On an Intel Mac with discrete GPU, when using the GPU, the generation outputs some kind of random pattern
bdev36 opened this issue · 5 comments
Running on an Intel iMac (2020) with a discrete Radeon 5700 (8GB), the result is always something in the like of the attached screenshot.
I've cloned the repository :
- Diffusion-macOS: the problem is identical. The GPU is doing the work but the result is random pixels.
- Diffusion-macOS: using
ComputeUnits.cpuOnly(two modifications toControlsView.swift), the CPU is (slowly) doing the work and the result is OK. - Diffusion: the CPU is doing the work and the result is OK.
In all cases, no error or exception is raised.
The console output is very similar :
Generating...
Got images: [Optional(<CGImage 0x7f813e3b19c0> (IP)

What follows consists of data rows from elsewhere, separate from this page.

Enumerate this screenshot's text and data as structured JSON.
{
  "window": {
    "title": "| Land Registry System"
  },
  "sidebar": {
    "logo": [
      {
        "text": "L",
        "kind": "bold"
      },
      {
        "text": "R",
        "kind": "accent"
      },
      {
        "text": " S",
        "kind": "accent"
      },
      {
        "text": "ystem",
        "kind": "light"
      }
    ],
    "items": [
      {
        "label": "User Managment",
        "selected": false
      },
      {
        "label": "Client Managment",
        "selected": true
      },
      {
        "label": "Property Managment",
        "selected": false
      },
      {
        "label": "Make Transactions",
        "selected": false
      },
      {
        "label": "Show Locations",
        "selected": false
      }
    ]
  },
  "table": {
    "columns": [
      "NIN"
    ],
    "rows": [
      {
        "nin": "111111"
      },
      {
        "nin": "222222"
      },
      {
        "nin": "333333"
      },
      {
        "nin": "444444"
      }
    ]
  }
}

<<CGColorSpace 0x60000192dda0> (kCGColorSpaceDeviceRGB)>
width = 512, height = 512, bpc = 8, bpp = 24, row bytes = 1536
kCGImageAlphaNone | 0 (default byte order) | kCGImagePixelFormatPacked
is mask? No, has masking color? No, has soft mask? No, has matte? No, should interpolate? Yes)] in 17.003490924835205
Diffusion also outputs this, for each step :
2023-04-22 17:30:02.375841+0200 Diffusion[7894:267125] [API] cannot add handler to 3 from 3 - dropping
same output image.
I'm testing stable-diffusion-webui, if the option --no-half is set it can generate correct image, otherwise it will output black image. I think the problem is related to model accuracy.
Running on an Intel iMac (2020) with a discrete Radeon 5700 (8GB), the result is always something in the like of the attached screenshot.
I've cloned the repository :
- Diffusion-macOS: the problem is identical. The GPU is doing the work but the result is random pixels.
- Diffusion-macOS: using
ComputeUnits.cpuOnly(two modifications toControlsView.swift), the CPU is (slowly) doing the work and the result is OK.- Diffusion: the CPU is doing the work and the result is OK.
In all cases, no error or exception is raised.
The console output is very similar :
Generating... Got images: [Optional(<CGImage 0x7f813e3b19c0> (IP) <<CGColorSpace 0x60000192dda0> (kCGColorSpaceDeviceRGB)> width = 512, height = 512, bpc = 8, bpp = 24, row bytes = 1536 kCGImageAlphaNone | 0 (default byte order) | kCGImagePixelFormatPacked is mask? No, has masking color? No, has soft mask? No, has matte? No, should interpolate? Yes)] in 17.003490924835205Diffusion also outputs this, for each step :
2023-04-22 17:30:02.375841+0200 Diffusion[7894:267125] [API] cannot add handler to 3 from 3 - dropping![]()
I found a solution. You have to manually convert the model and set the precision to FP32.
Here is an example. https://github.com/apple/ml-stable-diffusion
coreml_model = ct.convert(
torchscript_module,
convert_to="mlprogram",
minimum_deployment_target=ct.target.macOS13,
inputs=_get_coreml_inputs(sample_inputs, args),
outputs=[ct.TensorType(name=name) for name in output_names],
compute_units=ct.ComputeUnit[args.compute_unit],
compute_precision=ct.precision.FLOAT32,
# skip_model_load=True,
)
Nice finding, thanks!
@pcuenca To answer your question (Debugging the app under Xcode, with default settings, the labrador prompt and timing the second generation only).
It's 25/1 performance ratio :
- Built-in 2.1 model on CPU (8 cores i7 / 3.8Ghz) : 446s
- The same model converted manually with the FLOAT32 on GPU (Radeon pro 5700 with 8GB) + CPU : 17s
Thanks again to @Kila2 and you. It's now working perfectly on the GPU.